O tempo tem me deixado amargo, workaholic, sem assunto, afastado das coisas que acalentam o coração. Tornei-me um alienado, cheio de conversas sérias, usando muito a cabeça e pouco o espírito. O relógio corre depressa e penso se estou aproveitando bem: coisas que fiz ontem já têm semanas, textos tão recentes têm dois anos.

Só espero sentar um dia, a médio prazo, olhar pra trás e poder falar que tudo valeu a pena.



12 de junho de 2007

Faça um cocoto feliz

Amicíssimos e amicíssimas, sexta-feira é meu aniversário. Como todos vocês sabem, eu mereço um monte de coisa boa, né?

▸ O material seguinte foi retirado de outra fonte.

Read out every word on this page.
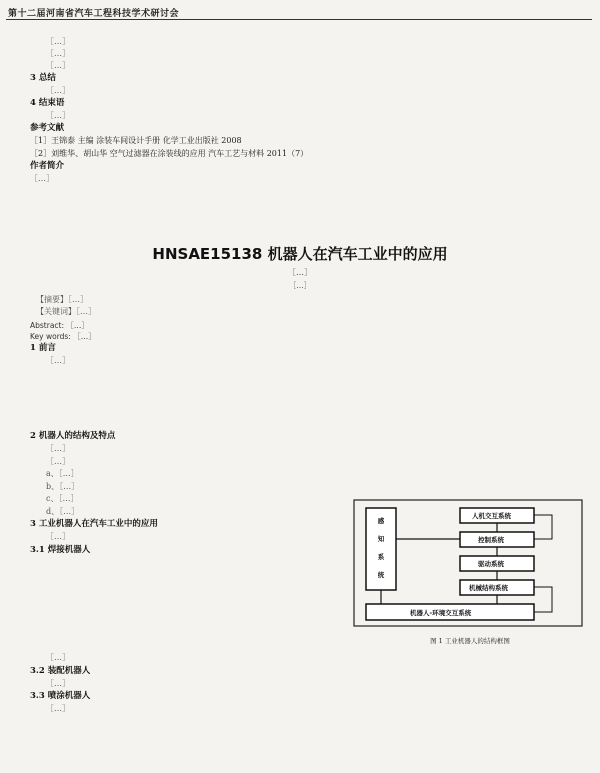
第十二届河南省汽车工程科技学术研讨会

［…］

［…］

［…］

3 总结

［…］

4 结束语

［…］

参考文献

［1］王锦泰 主编 涂装车间设计手册 化学工业出版社 2008

［2］刘维华、胡山华 空气过滤器在涂装线的应用 汽车工艺与材料 2011（7）

作者简介

［…］

HNSAE15138 机器人在汽车工业中的应用
［…］
［…］

【摘要】［…］

【关键词】［…］

Abstract: ［…］

Key words: ［…］

1 前言

［…］

2 机器人的结构及特点

［…］

［…］

a、［…］

b、［…］

c、［…］

d、［…］

3 工业机器人在汽车工业中的应用

［…］

3.1 焊接机器人

［…］

3.2 装配机器人

［…］

3.3 喷涂机器人

［…］

感知系统
人机交互系统
控制系统
驱动系统
机械结构系统
机器人-环境交互系统
图 1 工业机器人的结构框图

Aproveitem e me façam dar sorrisos de orelha a orelha. Tem pra todo bolso. :D

5 de junho de 2007

Alongamento

Nos últimos dias, venho dando passos mais longos que as pernas.

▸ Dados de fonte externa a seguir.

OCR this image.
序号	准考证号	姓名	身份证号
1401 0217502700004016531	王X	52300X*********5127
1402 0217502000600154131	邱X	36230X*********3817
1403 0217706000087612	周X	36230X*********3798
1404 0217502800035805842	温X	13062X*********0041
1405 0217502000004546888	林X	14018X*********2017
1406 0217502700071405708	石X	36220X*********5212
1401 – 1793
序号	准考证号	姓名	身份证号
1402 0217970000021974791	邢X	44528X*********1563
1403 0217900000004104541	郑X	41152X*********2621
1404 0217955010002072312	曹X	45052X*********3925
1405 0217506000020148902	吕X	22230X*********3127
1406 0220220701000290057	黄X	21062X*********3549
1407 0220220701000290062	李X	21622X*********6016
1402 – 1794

Pelo menos até agora, tenho chegado onde quero.

16 de abril de 2007

Tchau, quadrinhos

Homem-Aranha Nº63, Panini ComicsLi história em quadrinhos de super-heróis de dezembro de 1993 até setembro de 2000, quando minha assinatura não foi renovada. Eu vinha há um tempo insatisfeito com as histórias, que vinham sendo mal escritas e mal desenhadas: os quadrinhos americanos cada vez mais se aproximavam dos traços japoneses. Sem preconceitos, mas ora, se eu quisesse ler quadrinhos com personagens dos olhos grandes, eu compraria mangás!

Sei que, com o passar do tempo, as coisas caminharam pra melhor. Andei folheando as revistas, e os desenhos parecem bem melhores, as histórias parecem mais interessantes que há 7 anos. Pensei em dar uma chance. Só que uma revista dessas que o amicíssimo leitor vê ao lado custa nada menos que a bagatela de R$ 6,90.

Ah, pô, R$ 6,90. O que são R$ 6,90 por mês pelo prazer da leitura? E pros mais metidos a cult é bobagem, mas eu vejo quadrinhos como arte (tirando algumas fases, como a que esqueci minha assinatura). E vale como divertimento também.

Só que quem já leu quadrinhos, sabe que no meio duma história do Wolverine aparece uma citação a uma história de dois meses atrás numa revista dos X-Men, que contribui para o entendimento da história que você está lendo. E na revista dos X-Men, vai ter uma citação pruma história dos Vingadores de 6 meses atrás. E na revista dos Vingadores, tem uma citação pra revista do Homem-Aranha, que vai ter uma citação pro Wolverine… Elas não são revistas da Mônica ou do Cebolinha, as histórias se passam num universo complexo e têm continuidade… Aí você tem que comprar todas elas. E já não serão mais R$ 6,90.

Contei as revistas na prateleira da banca que me interessariam. Tinham seis. Ora, 6×6,90=41,40.  Começava a virar uma conta amarga. R$ 41,40 pro meu pequeno salário já começa a se tornar inviável. Aí cheguei em casa e fui abrir o site da Panini Comics, representante da Marvel e DC no Brasil. Tem um check list lá com todas as revistas que saem por mês. Abaixo, você confere as revistas mensais. Fora elas, ainda tem edições especiais que também serão essenciais à cronologia…

Ai, meu bolso
Se o sono tiver me permitido contar direito, só da Marvel, minha editora favorita, são 16 títulos mensais. Umas são mais caras, outras mais baratas, mas vamos fazer de conta que todas custam a mesma coisa. Teremos 16×6,90=110,40.

Cento e dez reais e quarenta centavos? Em que país eles pensam que vivem? Quadrinhos, pelo visto, é luxo pra classe A. Desse jeito, só vou comprar quadrinhos quando tiver dinheiro pra comprar um PT Cruiser conversível. Só a Narcisa Tamborindeguy e a Vera Loyola devem conseguir acompanhar a cronologia dos quadrinhos a esse preço.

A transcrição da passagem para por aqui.